Not answering your question, sorry, but maybe you could do what we did last year?

If you want to increase to two colonies you could just do a split - put half of the frames containing eggs into a new box and leave half where they are. One box will contain the queen, the other should make a new queen.

If they are that close to swarming, they will probably still swarm.
 
Set up a 2nd brood box with foundation next to your hive. Now move the original hive 10 feet away. Go through the super and knock any queen cells down and put it on the 2nd brood box. Wait an hour or so and start to look for that queen in the old box. Put the frames into pairs with a gap between each pair. The queen will be between 1 of the pairs of frames, probably laying so look for eggs - not stores or capped brood.
 
On inspection this afternoon we found 4 or 5 of last weeks queen cups had white substance inside (I guessed royal jelly) and were being elongated into queen cells. The girls must have decided it's time to go, so have we're going to do an AS tomorrow
HM is definitely there, with plenty of eggs, larvae and capped brood in both bb and super (colony is brood+half) but we've never seen let alone marked her !

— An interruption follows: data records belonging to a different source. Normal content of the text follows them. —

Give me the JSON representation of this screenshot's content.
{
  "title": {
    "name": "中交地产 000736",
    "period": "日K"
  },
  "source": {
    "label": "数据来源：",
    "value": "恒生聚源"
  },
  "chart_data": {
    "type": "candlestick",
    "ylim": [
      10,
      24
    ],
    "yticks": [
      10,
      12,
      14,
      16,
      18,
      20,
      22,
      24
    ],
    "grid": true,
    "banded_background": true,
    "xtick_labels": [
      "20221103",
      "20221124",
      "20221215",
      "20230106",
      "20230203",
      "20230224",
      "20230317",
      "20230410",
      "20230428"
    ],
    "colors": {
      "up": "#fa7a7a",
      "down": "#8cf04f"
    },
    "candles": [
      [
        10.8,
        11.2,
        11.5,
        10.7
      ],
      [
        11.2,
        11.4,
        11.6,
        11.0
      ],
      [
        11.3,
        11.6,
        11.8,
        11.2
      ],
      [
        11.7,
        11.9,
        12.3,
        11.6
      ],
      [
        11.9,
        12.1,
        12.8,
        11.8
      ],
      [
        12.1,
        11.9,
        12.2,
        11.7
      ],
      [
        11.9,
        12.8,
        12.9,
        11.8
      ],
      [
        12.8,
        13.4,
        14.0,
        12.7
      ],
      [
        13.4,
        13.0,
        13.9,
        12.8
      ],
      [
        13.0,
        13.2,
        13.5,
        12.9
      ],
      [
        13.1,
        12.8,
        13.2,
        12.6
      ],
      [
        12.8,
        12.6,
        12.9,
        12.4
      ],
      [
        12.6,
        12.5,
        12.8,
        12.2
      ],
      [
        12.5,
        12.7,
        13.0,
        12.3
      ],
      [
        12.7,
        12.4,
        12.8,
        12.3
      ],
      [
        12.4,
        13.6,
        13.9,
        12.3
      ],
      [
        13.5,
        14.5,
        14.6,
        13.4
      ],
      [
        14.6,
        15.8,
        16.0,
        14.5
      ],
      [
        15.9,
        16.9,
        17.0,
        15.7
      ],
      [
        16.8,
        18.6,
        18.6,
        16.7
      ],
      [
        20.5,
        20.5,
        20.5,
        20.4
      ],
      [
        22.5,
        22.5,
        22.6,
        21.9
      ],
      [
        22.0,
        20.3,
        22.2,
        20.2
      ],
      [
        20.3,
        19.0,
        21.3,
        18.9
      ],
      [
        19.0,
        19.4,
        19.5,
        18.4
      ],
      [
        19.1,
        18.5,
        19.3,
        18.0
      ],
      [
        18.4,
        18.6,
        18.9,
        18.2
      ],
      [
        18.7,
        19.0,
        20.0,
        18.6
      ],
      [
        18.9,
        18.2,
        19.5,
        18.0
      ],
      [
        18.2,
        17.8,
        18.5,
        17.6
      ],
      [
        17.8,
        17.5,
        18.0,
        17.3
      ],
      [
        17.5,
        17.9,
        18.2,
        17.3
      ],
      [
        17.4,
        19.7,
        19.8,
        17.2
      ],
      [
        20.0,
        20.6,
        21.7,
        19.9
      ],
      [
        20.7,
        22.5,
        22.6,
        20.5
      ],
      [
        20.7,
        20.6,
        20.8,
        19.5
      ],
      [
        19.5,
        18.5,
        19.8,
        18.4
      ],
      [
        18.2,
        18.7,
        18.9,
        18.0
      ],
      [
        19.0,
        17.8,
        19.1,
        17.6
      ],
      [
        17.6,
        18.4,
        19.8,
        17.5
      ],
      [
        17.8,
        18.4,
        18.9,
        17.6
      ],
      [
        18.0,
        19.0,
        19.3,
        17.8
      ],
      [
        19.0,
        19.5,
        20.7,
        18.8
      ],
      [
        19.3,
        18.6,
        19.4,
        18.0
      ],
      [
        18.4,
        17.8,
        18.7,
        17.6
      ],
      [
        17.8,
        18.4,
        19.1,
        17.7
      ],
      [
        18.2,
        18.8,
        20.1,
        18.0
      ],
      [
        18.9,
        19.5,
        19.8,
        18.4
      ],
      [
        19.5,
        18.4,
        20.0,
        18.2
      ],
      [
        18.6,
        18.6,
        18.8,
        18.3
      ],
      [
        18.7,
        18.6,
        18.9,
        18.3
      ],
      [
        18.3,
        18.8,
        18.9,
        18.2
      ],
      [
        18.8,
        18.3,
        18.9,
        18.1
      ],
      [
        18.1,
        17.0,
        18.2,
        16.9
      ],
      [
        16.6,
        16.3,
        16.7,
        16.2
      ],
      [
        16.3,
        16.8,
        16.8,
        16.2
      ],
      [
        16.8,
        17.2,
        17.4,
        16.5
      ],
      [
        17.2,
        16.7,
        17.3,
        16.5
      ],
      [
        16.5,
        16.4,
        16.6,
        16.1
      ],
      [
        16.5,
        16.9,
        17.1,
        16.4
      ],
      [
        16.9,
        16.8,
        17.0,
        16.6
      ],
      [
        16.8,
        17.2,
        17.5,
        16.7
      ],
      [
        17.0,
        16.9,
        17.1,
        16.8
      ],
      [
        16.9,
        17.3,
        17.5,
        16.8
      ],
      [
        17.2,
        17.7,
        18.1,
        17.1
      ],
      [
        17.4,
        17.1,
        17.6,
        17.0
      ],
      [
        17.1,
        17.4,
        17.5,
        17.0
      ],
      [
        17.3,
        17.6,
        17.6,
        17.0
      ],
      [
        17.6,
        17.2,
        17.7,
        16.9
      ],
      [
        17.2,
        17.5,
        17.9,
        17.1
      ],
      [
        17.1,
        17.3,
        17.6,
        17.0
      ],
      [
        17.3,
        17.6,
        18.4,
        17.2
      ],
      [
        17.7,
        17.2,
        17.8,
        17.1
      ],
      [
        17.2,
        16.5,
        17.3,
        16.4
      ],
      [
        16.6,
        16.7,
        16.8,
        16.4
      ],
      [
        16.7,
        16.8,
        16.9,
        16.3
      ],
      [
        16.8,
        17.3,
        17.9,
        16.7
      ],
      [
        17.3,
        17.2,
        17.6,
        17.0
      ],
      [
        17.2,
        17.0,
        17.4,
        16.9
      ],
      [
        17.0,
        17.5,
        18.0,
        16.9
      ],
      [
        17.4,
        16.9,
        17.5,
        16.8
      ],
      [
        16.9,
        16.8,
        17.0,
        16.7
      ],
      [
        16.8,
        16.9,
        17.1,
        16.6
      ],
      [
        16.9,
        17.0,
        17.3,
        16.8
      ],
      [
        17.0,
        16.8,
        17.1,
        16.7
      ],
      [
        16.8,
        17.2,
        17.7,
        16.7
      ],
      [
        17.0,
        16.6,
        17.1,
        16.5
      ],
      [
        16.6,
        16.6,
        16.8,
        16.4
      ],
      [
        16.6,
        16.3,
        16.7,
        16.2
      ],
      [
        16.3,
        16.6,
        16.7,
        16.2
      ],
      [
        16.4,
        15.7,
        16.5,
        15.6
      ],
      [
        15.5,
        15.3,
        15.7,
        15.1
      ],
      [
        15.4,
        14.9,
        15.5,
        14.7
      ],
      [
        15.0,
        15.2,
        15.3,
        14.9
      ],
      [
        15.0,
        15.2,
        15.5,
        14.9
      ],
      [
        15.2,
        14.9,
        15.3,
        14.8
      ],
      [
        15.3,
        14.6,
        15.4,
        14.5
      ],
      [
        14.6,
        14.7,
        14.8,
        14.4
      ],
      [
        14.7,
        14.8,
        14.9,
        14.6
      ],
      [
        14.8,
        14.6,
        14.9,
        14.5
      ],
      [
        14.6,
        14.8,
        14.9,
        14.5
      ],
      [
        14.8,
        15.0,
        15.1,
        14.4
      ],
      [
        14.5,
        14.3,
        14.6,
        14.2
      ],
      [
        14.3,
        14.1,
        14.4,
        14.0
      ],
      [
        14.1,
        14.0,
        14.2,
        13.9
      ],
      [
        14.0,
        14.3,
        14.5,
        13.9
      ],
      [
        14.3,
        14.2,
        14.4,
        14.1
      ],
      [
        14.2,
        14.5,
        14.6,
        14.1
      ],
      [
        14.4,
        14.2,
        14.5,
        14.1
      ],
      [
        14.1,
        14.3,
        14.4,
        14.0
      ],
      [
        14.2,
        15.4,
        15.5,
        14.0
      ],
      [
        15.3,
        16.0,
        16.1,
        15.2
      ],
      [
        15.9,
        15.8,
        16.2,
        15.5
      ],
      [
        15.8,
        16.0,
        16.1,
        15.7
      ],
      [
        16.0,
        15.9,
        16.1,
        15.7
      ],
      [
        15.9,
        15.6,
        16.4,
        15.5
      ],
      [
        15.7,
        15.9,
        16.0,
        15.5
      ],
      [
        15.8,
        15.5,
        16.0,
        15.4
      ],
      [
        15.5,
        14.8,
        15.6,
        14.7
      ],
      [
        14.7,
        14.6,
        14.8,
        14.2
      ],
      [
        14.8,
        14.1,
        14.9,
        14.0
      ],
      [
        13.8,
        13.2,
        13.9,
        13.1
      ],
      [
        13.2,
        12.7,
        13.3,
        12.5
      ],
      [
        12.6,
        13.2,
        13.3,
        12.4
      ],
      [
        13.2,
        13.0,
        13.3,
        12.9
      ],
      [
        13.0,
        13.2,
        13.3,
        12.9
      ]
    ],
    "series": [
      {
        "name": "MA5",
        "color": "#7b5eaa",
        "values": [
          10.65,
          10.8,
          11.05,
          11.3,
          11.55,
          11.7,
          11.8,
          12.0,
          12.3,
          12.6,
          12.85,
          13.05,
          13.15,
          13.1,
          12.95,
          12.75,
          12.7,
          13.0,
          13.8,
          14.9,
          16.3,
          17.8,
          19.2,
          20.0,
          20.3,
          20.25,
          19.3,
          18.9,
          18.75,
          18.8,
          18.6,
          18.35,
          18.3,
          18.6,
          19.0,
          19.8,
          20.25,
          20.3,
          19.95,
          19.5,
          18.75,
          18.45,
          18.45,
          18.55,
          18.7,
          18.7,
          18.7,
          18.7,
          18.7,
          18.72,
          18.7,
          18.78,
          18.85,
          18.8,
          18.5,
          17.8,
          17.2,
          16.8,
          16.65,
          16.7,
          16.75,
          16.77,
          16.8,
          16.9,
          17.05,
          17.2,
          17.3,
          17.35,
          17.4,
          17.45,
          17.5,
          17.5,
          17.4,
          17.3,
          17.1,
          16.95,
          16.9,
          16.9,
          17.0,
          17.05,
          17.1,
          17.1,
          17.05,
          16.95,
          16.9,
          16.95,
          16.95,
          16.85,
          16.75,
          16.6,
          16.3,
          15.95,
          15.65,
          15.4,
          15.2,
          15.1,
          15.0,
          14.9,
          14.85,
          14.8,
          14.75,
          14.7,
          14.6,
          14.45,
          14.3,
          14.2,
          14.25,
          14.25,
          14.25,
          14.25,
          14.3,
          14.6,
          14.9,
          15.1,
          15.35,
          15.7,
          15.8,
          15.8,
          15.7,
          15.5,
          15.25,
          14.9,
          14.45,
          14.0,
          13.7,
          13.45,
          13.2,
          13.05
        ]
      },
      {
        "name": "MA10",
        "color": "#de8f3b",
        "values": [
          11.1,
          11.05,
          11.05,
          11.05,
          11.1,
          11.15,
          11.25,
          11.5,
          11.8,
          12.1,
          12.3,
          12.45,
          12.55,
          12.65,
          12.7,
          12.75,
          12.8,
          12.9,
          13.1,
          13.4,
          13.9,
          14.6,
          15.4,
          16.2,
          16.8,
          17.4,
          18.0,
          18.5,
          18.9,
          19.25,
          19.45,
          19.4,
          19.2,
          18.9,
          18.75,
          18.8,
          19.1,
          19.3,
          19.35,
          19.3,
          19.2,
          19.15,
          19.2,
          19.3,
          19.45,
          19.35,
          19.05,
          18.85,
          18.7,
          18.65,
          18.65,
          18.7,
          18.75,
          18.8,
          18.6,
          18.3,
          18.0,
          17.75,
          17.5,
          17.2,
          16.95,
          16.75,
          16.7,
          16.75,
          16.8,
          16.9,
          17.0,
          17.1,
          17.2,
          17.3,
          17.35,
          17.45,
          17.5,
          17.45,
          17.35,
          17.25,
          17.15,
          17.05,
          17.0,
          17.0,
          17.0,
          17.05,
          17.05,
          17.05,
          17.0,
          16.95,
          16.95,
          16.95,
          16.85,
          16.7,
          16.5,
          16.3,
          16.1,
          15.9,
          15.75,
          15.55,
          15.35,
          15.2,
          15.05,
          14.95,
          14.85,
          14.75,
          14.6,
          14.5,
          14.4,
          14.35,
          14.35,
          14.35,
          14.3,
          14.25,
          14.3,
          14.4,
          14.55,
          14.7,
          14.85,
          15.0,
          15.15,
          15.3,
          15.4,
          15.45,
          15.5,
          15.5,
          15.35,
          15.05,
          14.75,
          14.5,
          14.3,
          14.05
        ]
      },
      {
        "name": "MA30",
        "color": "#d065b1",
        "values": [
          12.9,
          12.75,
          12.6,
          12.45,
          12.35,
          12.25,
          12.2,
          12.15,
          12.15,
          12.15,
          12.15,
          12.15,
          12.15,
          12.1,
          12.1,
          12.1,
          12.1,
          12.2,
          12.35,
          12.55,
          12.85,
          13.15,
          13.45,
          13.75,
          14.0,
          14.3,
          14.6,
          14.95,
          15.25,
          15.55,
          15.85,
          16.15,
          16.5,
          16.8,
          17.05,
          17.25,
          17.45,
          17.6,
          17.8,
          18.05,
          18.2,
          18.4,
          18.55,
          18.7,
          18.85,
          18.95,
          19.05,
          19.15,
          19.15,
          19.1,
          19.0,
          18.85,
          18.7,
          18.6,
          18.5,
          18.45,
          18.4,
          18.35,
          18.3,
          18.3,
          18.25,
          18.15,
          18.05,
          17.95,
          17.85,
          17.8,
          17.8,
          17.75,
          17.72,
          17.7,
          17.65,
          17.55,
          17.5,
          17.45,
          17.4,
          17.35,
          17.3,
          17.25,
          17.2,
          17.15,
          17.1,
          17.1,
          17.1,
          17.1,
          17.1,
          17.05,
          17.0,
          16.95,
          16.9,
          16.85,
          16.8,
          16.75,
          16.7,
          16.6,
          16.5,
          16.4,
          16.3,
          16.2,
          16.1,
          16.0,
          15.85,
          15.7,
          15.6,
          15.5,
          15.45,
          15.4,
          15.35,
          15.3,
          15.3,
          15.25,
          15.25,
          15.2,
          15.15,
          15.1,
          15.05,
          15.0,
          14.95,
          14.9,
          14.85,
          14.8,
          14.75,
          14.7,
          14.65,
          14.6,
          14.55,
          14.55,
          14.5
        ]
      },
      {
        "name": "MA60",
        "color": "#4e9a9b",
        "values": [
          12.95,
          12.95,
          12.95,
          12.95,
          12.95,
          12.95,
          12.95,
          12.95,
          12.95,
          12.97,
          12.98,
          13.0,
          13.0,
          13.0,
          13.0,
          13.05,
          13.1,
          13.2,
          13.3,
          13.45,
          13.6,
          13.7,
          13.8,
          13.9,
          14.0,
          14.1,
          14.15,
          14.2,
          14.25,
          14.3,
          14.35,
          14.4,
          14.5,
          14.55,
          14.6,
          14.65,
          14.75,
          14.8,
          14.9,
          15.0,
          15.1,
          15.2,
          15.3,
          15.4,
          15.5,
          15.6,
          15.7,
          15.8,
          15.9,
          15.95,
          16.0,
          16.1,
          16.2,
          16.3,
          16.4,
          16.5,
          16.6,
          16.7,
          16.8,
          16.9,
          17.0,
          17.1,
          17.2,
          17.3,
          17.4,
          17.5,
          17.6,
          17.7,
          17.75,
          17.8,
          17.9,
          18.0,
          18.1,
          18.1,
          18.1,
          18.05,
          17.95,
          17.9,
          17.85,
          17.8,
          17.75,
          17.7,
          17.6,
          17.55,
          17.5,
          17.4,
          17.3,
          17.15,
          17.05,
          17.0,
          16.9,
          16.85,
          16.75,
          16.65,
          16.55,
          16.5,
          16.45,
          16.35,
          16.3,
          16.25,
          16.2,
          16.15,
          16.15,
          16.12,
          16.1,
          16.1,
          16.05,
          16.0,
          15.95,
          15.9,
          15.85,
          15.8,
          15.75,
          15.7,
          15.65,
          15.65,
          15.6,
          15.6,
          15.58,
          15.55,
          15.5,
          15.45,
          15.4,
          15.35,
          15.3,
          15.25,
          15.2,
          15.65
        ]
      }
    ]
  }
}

If we shake/brush all bees (hopefully including HM) off all frames into an empty bb on same site, QX on top then replace brood+half with BIAS and QC's above, theory being nurse bees move through QX to the brood - leaving HM and flyers below ?
Next day move off brood+half onto new floor/cb/roof

As a 2nd year beekeeper I've read up but never done an AS. Is there anything else I should be doing ?

I'm guessing you've done your AS by now, how did it go? I've used that method a couple of times, both successfully (although that flying AS suggested by Finman sounds like it's worth a try, too...).
 
I'm guessing you've done your AS by now, how did it go? I've used that method a couple of times, both successfully (although that flying AS suggested by Finman sounds like it's worth a try, too...).

Yes how did it go and yes Finman's flying AS does sound better than shaking all the bees.
 
Hi Finman,
What proportion of bees would you hope to bleed off from original hive by this method. Me thinking if you have a lot of brood you will still have a lot of nurse bees left in the original colony where you have to find HM.